Giving Compass’ Take:
• A movement in Mexico is supporting the resurgence of midwives in Mexico and aims to recognize and acknowledge how the service they provide has a significant impact on women’s health.
• How can local community leaders help break stigmas about midwives? Where is there room for partnerships to strengthen the movement?
• Learn more about women’s health in the U.S. and abroad.
After learning about the work of midwives, Gabriela Cárdenas was curious and began asking questions. She was surprised to learn that two of her own relatives had helped deliver babies in traditional ways in Mexican villages.
Cárdenas was inspired. At 27, she is now a professional midwife, part of an emerging movement to restore a practice that was on its way to disappearing in Mexico as the health system pushed to institutionalize childbirth.
“Many people think that midwifery doesn’t exist anymore,” said Cárdenas, who has attended 600 births since 2012 in her home state of Guanajuato.
In recent years, more than 30 organizations—from small grassroots, indigenous groups to large governmental agencies and nonprofits—have collaborated to bring back midwifery in hopes of improving access to quality care for mothers and babies and fulfilling women’s reproductive rights.

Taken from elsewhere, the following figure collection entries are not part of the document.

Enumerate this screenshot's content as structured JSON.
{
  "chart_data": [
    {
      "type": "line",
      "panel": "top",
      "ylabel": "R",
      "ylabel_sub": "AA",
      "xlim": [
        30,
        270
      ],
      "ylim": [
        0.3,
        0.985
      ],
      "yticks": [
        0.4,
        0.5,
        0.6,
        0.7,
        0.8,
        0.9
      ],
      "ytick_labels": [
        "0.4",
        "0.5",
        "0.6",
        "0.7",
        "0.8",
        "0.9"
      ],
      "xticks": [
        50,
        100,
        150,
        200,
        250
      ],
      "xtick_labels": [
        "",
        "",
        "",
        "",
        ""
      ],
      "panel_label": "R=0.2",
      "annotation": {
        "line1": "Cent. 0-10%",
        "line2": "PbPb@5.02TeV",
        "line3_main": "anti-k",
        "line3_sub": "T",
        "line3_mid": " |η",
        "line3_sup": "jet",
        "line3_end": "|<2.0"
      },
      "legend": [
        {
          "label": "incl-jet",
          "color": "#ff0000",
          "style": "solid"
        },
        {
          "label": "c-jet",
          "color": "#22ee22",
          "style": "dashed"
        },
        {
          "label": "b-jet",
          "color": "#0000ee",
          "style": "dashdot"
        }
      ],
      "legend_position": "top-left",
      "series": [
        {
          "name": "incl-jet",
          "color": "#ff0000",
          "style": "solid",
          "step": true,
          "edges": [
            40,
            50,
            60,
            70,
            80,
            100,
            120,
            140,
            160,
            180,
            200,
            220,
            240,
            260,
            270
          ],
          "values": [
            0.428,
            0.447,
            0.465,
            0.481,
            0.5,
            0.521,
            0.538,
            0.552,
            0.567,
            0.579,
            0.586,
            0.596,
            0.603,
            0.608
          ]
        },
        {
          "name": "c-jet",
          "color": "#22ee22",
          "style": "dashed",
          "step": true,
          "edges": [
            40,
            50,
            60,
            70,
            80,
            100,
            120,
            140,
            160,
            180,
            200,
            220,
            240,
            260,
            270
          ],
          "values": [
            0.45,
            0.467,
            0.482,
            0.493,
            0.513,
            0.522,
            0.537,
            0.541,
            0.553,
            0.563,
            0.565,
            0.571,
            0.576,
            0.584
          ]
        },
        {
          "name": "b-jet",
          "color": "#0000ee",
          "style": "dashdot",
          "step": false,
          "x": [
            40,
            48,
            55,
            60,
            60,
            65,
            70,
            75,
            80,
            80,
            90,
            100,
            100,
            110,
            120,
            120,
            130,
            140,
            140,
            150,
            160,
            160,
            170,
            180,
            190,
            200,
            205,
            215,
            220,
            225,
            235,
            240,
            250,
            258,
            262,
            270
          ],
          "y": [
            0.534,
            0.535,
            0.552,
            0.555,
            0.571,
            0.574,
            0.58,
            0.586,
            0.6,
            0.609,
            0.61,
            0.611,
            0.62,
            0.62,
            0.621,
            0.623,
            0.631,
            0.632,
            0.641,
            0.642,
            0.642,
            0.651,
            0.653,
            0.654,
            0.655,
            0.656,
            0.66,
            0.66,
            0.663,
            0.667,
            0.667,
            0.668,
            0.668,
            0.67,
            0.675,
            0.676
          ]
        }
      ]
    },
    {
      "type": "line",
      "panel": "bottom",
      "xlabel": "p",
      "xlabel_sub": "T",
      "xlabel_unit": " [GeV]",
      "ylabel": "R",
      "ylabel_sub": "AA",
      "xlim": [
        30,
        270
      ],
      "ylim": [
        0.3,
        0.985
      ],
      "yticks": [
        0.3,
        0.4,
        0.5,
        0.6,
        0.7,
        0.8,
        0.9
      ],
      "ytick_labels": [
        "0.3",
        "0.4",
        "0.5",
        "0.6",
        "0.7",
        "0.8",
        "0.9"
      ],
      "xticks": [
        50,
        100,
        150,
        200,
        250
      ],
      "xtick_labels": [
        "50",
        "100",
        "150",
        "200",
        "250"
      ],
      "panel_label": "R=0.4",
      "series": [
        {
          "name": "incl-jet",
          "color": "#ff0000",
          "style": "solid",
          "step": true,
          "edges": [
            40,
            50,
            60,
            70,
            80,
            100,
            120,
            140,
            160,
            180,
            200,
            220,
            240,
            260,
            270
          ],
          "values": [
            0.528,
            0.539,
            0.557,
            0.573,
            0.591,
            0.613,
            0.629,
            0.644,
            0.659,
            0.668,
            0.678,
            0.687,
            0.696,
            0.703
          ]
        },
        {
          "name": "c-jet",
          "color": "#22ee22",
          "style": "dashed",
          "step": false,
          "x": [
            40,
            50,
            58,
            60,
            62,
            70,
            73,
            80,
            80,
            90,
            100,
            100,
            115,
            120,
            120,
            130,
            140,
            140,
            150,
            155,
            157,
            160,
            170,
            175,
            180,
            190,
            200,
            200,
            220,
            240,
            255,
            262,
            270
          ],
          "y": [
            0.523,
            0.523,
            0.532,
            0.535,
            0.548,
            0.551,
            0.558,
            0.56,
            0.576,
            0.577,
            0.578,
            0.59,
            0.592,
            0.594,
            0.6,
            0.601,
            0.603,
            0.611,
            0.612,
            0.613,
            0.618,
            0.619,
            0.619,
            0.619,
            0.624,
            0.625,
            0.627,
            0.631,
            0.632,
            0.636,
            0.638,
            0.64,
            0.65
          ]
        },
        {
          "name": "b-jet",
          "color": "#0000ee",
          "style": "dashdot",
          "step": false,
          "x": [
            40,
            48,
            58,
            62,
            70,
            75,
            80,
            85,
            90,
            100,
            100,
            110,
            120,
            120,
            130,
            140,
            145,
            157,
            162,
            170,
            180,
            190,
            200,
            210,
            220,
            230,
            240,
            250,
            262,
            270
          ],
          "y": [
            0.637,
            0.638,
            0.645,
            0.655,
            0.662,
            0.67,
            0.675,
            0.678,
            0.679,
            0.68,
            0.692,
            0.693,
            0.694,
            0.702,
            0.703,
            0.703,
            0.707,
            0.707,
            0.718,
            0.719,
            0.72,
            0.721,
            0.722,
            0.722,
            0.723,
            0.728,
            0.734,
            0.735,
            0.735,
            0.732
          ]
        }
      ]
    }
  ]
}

The movement seeks to help midwives become more respected, fairly paid, and recognized as a safe, reliable alternative that many women find more comfortable and dignified than current hospital methods, especially in rural areas.
Through education and advocacy, the number of training programs has increased to more than a dozen, and the number of clinics working with midwives has nearly doubled.
The resurgence has not only increased the number of students and midwives, but also the number of proponents at the state and federal levels through efforts to disseminate information and raise awareness of the benefits among health personnel.
Activists see their movement bringing together the struggles for human and reproductive rights and gender equality, including a woman’s right to choose. Research by the National Institute of Public Health shows that deliveries by midwives also cost half as much as deliveries by doctors.